Yankees: What in the world is Aaron Boone doing?


The carousel of blame is never-ending for the New York Yankees. And just because they got a win on Tuesday night isn’t going to make everyone forget what’s happened on Sunday and Monday.

At this point, most fans would only absolve Gio Urshela of any blame. He’s been playing tremendous defense and has been fairly consistent at the plate even after undergoing offseason elbow surgery.

Everyone else? Into the flaming garbage can. The Yankees are 10-13 and every time they manage to obtain a shred of momentum, they then put up an even bigger stinker than the last to halt themselves in their tracks.

Monday was the latest such instance, and now we can’t help but ask, “What in the world is manager Aaron Boone doing?”

Is Boone the main culprit of all the Yankees’ glaring problems? Absolutely not, but he’s also not helping! Most of his decisions feel wrong, whether or not they actually are.

Let’s start with before Monday night’s game. For the second day in a row, he started Rougned Odor in the cleanup spot, after putting up a Sunday lineup that was clearly designed to punt the series finale. Can someone explain why?

What is Yankees manager Aaron Boone doing?

Odor certainly saved the Yankees in a way during the series in Cleveland, but since when do two timely hits earn you a promotion to one of the most important spots in the lineup?

The former Ranger is merely a luxury at this point who should be used to deepen the lineup — not be used as a focal point. His value is maximized when he’s hitting at the bottom of the order. His presence, in a sense, doesn’t give opposing pitchers a break. He’s yet another big-league power bat who can do damage at any given time.
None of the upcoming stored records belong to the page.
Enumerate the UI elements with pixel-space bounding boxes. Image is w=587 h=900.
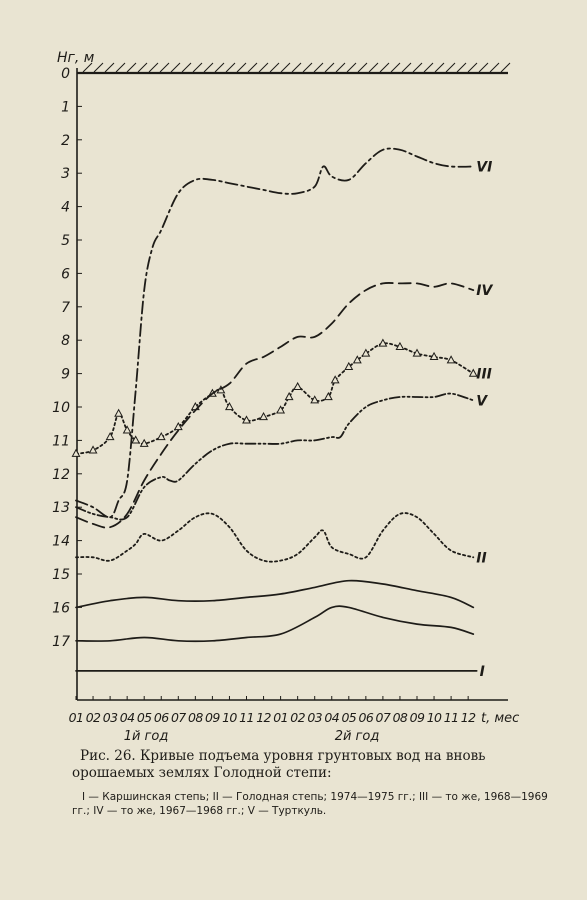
x-tick-label: 03 [103,710,118,725]
x-tick-label: 07 [376,710,391,725]
series-iii-point [114,408,124,417]
y-tick-label: 7 [61,300,70,316]
series-iii-point [429,351,439,360]
series-iii-point [310,395,320,404]
x-tick-label: 04 [120,710,135,725]
series-iii-point [71,448,81,457]
x-tick-label: 10 [427,710,442,725]
series-iii-point [259,411,268,421]
x-tick-label: 02 [290,710,305,725]
y-tick-label: 3 [61,166,70,182]
series-iii-point [276,405,286,414]
period-label: 1й год [124,729,169,744]
series-iii-point [225,401,234,411]
x-tick-label: 01 [273,710,288,725]
series-iii-point [412,348,422,357]
series-iii-point [378,338,388,347]
series-iii-point [156,432,166,441]
series-iii-point [293,381,303,391]
x-tick-label: 08 [393,710,408,725]
series-iii-point [361,348,371,357]
x-tick-label: 12 [256,710,271,725]
y-tick-label: 15 [52,567,70,583]
unlabeled-series-line [75,579,475,609]
y-tick-label: 6 [61,266,70,282]
y-tick-label: 14 [52,534,70,550]
y-axis-label: Hг, м [57,50,95,66]
series-iii-point [139,438,149,447]
x-tick-label: 08 [188,710,203,725]
figure-caption: Рис. 26. Кривые подъема уровня грунтовых… [72,748,486,781]
y-tick-label: 5 [61,233,70,249]
series-iii-point [395,341,405,350]
series-ii-line [75,512,475,563]
x-tick-label: 09 [205,710,220,725]
series-iii-point [468,368,478,377]
series-ii-label: II [476,550,486,566]
series-iii-point [446,355,456,364]
series-i-label: I [480,664,485,680]
y-tick-label: 1 [61,99,70,115]
y-tick-label: 13 [52,500,70,516]
series-vi-label: VI [476,160,492,176]
x-tick-label: 04 [324,710,339,725]
series-iv-label: IV [476,283,493,299]
y-tick-label: 16 [52,600,70,616]
series-iii-point [131,435,141,444]
series-iii-point [242,415,251,424]
x-tick-label: 05 [137,710,152,725]
series-v-label: V [476,393,488,409]
y-tick-label: 11 [52,433,70,449]
y-tick-label: 10 [52,400,70,416]
y-tick-label: 12 [52,467,70,483]
x-tick-label: 07 [171,710,186,725]
figure-legend: I — Каршинская степь; II — Голодная степ… [72,791,548,817]
x-tick-label: 02 [86,710,101,725]
unlabeled-series-line [75,605,475,643]
series-iii-label: III [476,367,492,383]
series-iii-point [352,355,362,364]
x-tick-label: 06 [154,710,169,725]
period-label: 2й год [335,729,380,744]
x-tick-label: 09 [410,710,425,725]
series-iii-point [344,361,354,371]
x-tick-label: 10 [222,710,237,725]
x-tick-label: 11 [444,710,459,725]
x-tick-label: 05 [341,710,356,725]
x-axis-label: t, мес [481,711,519,726]
series-v-line [75,392,475,521]
chart-series [71,147,478,672]
series-iii-point [105,432,115,441]
y-tick-label: 4 [61,200,70,216]
series-iv-line [75,282,475,529]
x-tick-label: 11 [239,710,254,725]
ground-hatching [82,62,511,73]
y-tick-label: 9 [61,367,70,383]
y-tick-label: 2 [61,133,70,149]
y-tick-label: 0 [61,66,70,82]
y-tick-label: 17 [52,634,70,650]
series-vi-line [75,147,475,519]
x-tick-label: 12 [461,710,476,725]
series-iii-point [122,425,132,434]
chart-axes [75,62,511,701]
y-tick-label: 8 [61,333,70,349]
series-iii-point [330,375,340,384]
x-tick-label: 03 [307,710,322,725]
series-iii-point [323,391,333,401]
series-iii-point [284,391,294,401]
series-iii-point [88,445,98,454]
x-tick-label: 01 [69,710,84,725]
x-tick-label: 06 [358,710,373,725]
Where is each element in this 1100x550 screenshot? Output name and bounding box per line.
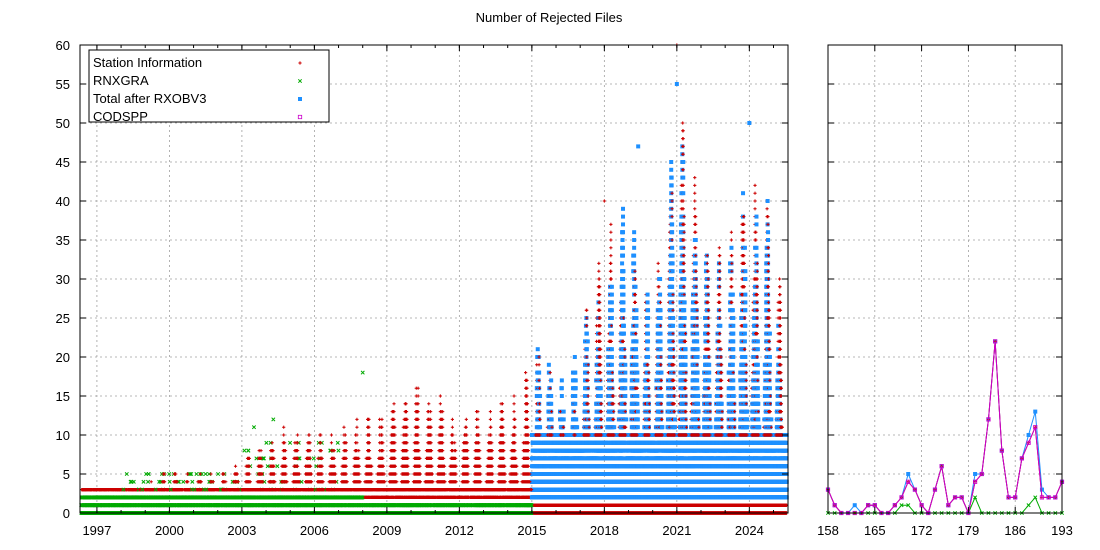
chart-title: Number of Rejected Files <box>476 10 623 25</box>
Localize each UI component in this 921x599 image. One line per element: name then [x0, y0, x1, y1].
But he’s not the consistent, disciplined star who should be batting fourth.

As for in-game decisions, what’s the point of bringing up Deivi Garcia for a start if he’s going to be removed after just four innings and 65 pitches? Wasn’t the whole point of this to help rest the rotation and the bullpen?

Garcia proved last year he can provide length, going at least six innings in a majority of his outings. He didn’t have his best stuff on Monday night, but he was at least good for another inning, which could’ve helped the Yanks avoid using one of Darren O’Day or Justin Wilson, who should be preserved for wins when the team is actually getting runners on base.

There’s no reason the 21-year-old should be reined in after 65 pitches. He’s a professional.

And how about snap decision-making in crucial spots? We can go back and forth about how the umpires were unfair when giving Boone an opportunity to challenge a crucial play in the eighth when Aaron Judge was thrown out at third base to end the inning … but why is Boone even waiting a second to decide if he wants to challenge or not?

It’s the EIGHTH INNING. What are you saving the challenge for?! Based on how the Yankees were playing, there was no chance there would’ve been a bigger spot than two outs with the bases loaded in the top of the eighth when they were down three. This is an immediate “run out of the dugout and call for a challenge” situation, and then you let the umps know exactly what instance of the play you’re disputing. The fact there was even a hesitation further shows this team has no urgency and is hardly ever aware of a given situation.

Then he said he was bullied by the umpires? I mean, come on. Getting ejected and freaking out was cool, but then rolling over like this in the postgame is embarrassing.

The baserunning blunders continues on Tuesday night, too. Gleyber Torres was caught stealing on a weak attempt and Phil Nevin oddly sent Giancarlo Stanton home from second base on a single to left field. He was throw out by 20 feet.

And we can’t forget the catching controversy that’s already happening in April! Remember when Boone said Gerrit Cole wouldn’t have a personal catcher and that Gary Sanchez would be the starter … and the Sanchez caught one of Cole’s first five starts? Now the playing time between Sanchez and Kyle Higashioka is going to be determined on a day-to-day basis. Why couldn’t he have been honest with the fans since the beginning? It only took four weeks to this narrative to completely change course. Nobody’s complaining about Higgy getting more playing time … it’s just another instance of everyone being misled by comments.

The Yankees are all out of sorts right now. Don’t let Tuesday night’s 12-hit, five run performance fool you. They’re capable of doing that every so often. Thankfully, we’re just 23 games in and it’s still April. We have five more months to go. But it’s fair to question what on earth is going on at the moment, especially with some of the main figures in the organization.